Der Beschluss ist ein Teil des Gesamtpakets zur Steuerreform im Kanton St.Gallen: Die Familienzulagen sollen pro Kind und Monat um 30 Franken erhöht werden. Die Urheber der Familien-Initiative sichern im Rahmen des Kompromisses den Rückzug zu - unter Bedingungen.
Katharina Brenner
Dauerthema in der Politik: Wie können Familien finanziell unterstützt werden? (Bild: Keystone)

Dauerthema in der Politik: Wie können Familien finanziell unterstützt werden? (Bild: Keystone)

Die Anträge der vorberatenden Kommission zur Familien-Initiative waren am Mittwoch unbestritten. Mit 102 zu einer Stimme sprach sich der Rat für den Beschluss zur Initiative «Familien stärken und finanziell entlasten» aus. Demnach soll der Kanton St.Gallen die Kinder- und Ausbildungszulagen um 30 Franken pro Kind und Monat erhöhen. Die Initiative sieht eine Erhöhung der Familienzulagen um 50 Franken vor. «Wenn alles so durchkommt wie geplant, wird die Initiative nach erfolgreicher zweiter Lesung zurückgezogen», sagte SP-Co-Fraktionspräsidentin Bettina Surber gestern. Ihre Partei steht mit der CVP massgebend hinter der Initiative.

Der Gegenvorschlag ist Teil des Steuerkompromisses, der am Dienstag im Rat unbestritten war (Ausgabe von gestern). Deshalb stimmten auch FDP und SVP dafür. Die Erhöhung der Familienzulagen ist in dem geschnürten Gesamtpaket ein Aspekt, wie natürliche Personen entlastet werden sollen. Der Auftrag, dass jährlich mindestens fünf ­Millionen Franken – das Mehr an Steuereinnahmen durch die
30 Franken mehr Zulagen – in die Förderung der familien- und schulergänzenden Kinderbetreuung fliessen sollen, wurde ebenfalls fast einstimmig angenommen mit 107 zu null Stimmen. Dies ist ein weiterer Aspekt des Reformgesamtpakets.

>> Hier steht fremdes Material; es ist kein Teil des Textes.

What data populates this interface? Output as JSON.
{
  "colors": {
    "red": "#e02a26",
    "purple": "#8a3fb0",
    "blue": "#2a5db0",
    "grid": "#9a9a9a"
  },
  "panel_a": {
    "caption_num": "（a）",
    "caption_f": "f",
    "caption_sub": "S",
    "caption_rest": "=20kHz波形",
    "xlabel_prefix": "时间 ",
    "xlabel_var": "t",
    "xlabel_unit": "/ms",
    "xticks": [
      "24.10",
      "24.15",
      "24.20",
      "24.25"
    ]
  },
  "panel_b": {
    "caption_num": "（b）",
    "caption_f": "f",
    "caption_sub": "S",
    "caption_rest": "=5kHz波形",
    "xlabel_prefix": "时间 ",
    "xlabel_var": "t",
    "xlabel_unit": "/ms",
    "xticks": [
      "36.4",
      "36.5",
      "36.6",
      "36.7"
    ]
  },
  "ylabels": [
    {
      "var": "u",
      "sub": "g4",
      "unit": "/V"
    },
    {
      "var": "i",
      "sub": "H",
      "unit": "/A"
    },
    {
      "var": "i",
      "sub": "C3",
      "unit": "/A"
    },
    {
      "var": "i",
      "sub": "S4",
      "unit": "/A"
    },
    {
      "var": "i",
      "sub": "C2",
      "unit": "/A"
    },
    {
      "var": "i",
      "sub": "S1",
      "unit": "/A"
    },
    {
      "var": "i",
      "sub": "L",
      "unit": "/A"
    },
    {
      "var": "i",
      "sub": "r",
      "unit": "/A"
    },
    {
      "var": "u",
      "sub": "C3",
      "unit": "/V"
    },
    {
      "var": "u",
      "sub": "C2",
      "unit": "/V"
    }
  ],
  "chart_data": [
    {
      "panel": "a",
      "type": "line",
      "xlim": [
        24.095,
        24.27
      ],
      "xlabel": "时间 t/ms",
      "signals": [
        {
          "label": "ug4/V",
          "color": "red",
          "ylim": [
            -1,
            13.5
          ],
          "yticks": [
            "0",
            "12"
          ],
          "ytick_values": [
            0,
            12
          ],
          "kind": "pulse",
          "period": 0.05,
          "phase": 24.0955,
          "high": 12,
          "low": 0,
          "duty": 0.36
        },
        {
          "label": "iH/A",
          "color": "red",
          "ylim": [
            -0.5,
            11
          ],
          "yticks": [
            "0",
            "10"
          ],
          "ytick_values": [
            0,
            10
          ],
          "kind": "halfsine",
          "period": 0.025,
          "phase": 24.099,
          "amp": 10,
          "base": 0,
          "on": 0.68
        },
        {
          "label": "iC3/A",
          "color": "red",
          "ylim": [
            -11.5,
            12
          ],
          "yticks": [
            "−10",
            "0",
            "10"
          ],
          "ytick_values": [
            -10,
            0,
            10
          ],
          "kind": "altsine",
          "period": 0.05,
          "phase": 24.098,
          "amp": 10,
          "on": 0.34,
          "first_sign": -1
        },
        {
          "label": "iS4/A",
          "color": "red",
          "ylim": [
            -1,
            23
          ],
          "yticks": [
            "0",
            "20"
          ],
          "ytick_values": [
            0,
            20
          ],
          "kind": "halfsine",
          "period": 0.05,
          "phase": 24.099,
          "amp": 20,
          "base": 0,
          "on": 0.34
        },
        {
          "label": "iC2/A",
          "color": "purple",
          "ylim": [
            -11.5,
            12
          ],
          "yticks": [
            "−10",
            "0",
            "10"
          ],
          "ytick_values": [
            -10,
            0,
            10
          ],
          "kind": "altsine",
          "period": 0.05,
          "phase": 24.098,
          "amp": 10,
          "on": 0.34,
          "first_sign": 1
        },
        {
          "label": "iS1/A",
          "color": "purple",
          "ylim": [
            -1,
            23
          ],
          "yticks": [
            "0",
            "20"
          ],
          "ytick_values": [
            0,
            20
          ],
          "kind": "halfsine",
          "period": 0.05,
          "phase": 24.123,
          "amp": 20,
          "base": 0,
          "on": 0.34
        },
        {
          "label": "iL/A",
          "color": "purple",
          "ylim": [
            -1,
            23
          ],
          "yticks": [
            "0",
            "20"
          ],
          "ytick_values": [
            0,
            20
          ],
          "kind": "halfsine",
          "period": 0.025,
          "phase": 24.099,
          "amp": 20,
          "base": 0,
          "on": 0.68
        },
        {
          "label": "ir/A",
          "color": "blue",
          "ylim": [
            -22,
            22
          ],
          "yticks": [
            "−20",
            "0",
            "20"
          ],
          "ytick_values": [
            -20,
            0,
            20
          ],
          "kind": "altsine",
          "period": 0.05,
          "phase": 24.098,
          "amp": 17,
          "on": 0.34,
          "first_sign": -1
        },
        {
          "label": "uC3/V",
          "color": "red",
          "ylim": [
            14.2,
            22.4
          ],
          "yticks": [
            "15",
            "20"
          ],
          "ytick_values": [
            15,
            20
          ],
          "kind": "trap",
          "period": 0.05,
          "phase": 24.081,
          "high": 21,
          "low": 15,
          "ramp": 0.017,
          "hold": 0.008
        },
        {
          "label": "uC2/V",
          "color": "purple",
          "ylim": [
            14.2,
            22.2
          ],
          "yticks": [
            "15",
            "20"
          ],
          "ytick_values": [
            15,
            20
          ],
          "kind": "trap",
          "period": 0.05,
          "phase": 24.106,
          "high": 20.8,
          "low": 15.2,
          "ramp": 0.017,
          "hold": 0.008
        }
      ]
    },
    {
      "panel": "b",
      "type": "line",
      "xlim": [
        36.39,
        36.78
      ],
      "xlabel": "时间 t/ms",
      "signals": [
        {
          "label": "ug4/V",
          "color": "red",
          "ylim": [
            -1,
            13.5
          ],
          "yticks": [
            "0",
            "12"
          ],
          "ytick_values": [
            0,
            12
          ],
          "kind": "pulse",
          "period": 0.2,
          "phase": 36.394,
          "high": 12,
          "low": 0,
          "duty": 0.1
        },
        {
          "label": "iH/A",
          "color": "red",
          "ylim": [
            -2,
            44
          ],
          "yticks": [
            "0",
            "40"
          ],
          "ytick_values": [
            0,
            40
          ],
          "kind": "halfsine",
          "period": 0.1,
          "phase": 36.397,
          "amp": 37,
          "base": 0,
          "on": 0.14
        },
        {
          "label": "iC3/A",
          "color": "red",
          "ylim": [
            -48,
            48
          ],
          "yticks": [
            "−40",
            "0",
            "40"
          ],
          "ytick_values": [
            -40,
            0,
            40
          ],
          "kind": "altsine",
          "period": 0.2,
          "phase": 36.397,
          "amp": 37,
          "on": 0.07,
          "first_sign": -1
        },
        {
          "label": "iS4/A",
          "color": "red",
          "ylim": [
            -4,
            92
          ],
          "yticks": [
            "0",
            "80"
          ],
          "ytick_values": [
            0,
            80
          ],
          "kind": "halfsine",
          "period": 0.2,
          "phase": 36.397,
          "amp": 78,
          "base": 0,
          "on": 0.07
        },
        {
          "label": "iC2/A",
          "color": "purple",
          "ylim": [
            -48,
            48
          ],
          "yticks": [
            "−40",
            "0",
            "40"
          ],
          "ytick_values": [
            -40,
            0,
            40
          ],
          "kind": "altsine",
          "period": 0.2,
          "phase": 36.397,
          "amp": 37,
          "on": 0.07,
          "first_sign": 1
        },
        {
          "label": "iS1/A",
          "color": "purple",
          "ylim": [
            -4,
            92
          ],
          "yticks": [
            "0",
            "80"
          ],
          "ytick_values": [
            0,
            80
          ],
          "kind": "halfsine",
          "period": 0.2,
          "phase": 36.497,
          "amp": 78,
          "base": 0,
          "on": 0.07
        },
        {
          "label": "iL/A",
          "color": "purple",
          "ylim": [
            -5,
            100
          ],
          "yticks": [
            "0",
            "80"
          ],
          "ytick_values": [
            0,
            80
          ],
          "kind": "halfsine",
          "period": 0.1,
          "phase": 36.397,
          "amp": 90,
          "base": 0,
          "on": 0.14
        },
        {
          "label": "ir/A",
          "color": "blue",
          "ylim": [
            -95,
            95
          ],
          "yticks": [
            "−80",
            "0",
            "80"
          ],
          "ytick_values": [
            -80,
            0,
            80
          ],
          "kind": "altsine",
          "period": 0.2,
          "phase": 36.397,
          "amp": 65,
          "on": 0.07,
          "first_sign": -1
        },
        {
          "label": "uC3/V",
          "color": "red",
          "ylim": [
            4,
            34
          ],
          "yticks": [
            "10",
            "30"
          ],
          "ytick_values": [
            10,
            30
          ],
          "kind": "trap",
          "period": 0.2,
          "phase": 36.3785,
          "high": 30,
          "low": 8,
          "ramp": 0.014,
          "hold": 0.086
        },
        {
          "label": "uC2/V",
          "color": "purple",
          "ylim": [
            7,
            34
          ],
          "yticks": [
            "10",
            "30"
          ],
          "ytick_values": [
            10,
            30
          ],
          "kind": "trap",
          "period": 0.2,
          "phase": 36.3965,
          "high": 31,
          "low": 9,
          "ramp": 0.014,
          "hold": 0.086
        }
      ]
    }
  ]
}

Regierungsrat Marti Klöti bedankte sich bei allen, die zu diesem Konsens beigetragen haben.

«Es ist ein Konsens, kein Kompromiss. Denn wir wollen alle, das es besser wird, nicht weniger schlecht.»

Die 30 Franken mehr an Familienzulagen pro Kind und Monat klinge vielleicht zunächst nicht nach viel, sagte Surber. Doch es sei bei vielen Familien das Geld, mit dem sie sich Kinderschuhe mit anständigem Fussbett und für jede Jahreszeit kaufen könnten.